A equipe mínima sugerida para a atividade é composta pelo enfermeiro e técnico ou auxiliar de enfermagem, sendo recomendado como ideal a presença de 2 vacinadores para cada turno de trabalho, conforme o porte do serviço de saúde, e tamanho da população sob sua responsabilidade. É de competência dessa equipe o manuseio, conservação, preparo, administração, registro e descarte dos resíduos bem como a avaliação e o monitoramento epidemiológico, porém cabe privativamente ao enfermeiro a supervisão do trabalho em sala de vacinação.

As salas devem ser destinadas exclusivamente à vacinação segura e de qualidade e que, o Programa Nacional de Imunização (PNI) define as peculiaridades necessárias, incluindo aspectos relacionados à estrutura física, equipamentos e insumos indispensáveis ao trabalho.
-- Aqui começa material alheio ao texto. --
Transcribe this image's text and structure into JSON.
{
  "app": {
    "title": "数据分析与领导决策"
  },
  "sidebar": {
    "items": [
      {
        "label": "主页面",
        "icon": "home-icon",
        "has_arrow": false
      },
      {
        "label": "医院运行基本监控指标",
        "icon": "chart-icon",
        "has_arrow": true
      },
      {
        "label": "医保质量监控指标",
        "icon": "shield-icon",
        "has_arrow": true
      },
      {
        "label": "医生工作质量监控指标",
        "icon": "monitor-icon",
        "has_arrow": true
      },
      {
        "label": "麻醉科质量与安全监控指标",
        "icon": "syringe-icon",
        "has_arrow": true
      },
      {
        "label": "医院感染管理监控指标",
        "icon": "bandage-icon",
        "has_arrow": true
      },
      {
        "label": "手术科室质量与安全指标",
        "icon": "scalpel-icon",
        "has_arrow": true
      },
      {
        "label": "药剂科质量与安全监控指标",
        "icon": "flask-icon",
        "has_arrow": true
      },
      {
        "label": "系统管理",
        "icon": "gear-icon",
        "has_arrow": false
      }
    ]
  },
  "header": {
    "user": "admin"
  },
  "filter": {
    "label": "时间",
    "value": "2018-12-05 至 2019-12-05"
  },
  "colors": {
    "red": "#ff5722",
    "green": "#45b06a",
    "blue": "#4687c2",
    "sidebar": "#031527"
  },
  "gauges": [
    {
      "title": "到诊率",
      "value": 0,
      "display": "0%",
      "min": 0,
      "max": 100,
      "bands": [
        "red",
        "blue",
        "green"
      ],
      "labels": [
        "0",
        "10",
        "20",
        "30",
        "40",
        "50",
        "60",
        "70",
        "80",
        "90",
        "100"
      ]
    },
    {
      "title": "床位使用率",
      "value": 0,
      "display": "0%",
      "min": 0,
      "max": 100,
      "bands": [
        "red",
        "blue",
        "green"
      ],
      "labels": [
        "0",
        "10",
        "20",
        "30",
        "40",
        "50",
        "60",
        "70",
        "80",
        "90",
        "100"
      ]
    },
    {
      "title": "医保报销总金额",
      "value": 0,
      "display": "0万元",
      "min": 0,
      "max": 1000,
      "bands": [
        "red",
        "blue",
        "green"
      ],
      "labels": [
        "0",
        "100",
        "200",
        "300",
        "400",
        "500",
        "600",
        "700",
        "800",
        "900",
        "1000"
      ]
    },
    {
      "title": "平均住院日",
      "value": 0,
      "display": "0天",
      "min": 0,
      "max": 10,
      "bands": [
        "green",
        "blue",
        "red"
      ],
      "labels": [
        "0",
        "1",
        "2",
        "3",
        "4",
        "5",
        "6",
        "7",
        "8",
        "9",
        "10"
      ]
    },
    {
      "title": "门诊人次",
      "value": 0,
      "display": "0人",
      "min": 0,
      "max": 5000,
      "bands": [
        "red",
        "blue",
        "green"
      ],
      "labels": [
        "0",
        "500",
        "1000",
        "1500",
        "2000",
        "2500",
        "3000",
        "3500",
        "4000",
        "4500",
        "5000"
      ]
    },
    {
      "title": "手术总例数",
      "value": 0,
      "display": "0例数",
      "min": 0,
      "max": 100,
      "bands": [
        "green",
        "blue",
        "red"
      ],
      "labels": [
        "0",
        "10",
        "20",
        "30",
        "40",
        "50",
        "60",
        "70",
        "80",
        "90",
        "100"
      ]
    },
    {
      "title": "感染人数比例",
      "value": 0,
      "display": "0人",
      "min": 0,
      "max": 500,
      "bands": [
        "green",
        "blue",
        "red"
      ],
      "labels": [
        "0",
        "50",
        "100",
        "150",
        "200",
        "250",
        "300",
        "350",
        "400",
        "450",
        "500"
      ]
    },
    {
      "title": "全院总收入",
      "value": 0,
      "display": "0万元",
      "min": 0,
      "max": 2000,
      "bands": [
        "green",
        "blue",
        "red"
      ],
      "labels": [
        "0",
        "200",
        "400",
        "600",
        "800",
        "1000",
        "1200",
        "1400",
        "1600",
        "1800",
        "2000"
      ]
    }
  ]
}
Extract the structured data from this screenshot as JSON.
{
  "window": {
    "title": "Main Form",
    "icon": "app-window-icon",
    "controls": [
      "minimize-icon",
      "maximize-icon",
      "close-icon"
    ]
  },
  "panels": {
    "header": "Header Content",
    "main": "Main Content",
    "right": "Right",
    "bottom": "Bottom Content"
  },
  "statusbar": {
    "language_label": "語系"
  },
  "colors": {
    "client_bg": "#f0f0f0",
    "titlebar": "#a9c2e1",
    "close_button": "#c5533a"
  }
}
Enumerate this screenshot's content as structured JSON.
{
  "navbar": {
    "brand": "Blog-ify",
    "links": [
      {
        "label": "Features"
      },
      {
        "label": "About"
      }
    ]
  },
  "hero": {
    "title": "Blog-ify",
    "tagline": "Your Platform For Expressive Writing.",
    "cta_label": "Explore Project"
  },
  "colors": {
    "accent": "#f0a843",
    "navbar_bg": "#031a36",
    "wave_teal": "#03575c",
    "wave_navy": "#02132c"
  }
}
Devem ser priorizados, quando possível, ambientes abertos.

EPI´s RECOMENDADOS: SALAS DE VACINA
  1. Máscara Cirúrgica (deverá ser trocada a cada 2 horas e sempre que estiver úmida ou suja);
  • Protetor Facial (Face Shield) ou óculos de proteção;
  • Avental Descartável para uso diário (1 por dia), podendo ser trocado em situações excepcionais, ou avental de tecido devendo ser higienizado diariamente pelo Serviço, evitando que o profissional leve o avental para a sua residência;
  • Luvas de Procedimentos: recomendada somente para indicações específicas como vacinadores com lesões cutâneas ou raras situações que envolvam contato com fluidos corporais do paciente ou que ele apresente lesões de pele no local da aplicação. Se usadas, devem ser trocadas entre os pacientes, associadas à adequada higienização das mãos.
  • Higienização das mãos: a cada vacinação com álcool gel 70% e a cada 05 (cinco) vacinações a lavagem com água e sabão.
  • Respirador PFF2/N95, recomendado para ambientes sem ventilação/circulação de ar adequada, para uso com pacientes institucionalizados ou confinados, como nas Instituições de Longa Permanência de Idosos – ILPI e estabelecimentos prisionais, ou que apresente o risco de aerossóis;

Acesse materiais de estudos sobre a COVID-19

A enfermagem é responsável por grande parte da divulgação referente à vacinação, principalmente no que tange à educação em saúde. Assim, os enfermeiros detêm o compromisso ético de informar a importância da vacina e dos públicos prioritários envolvidos. Além disso, convém reforçar as tratativas de equidade e universalidade na organização da campanha vacinal, para assegurar os princípios doutrinários do Sistema Único de Saúde (SUS).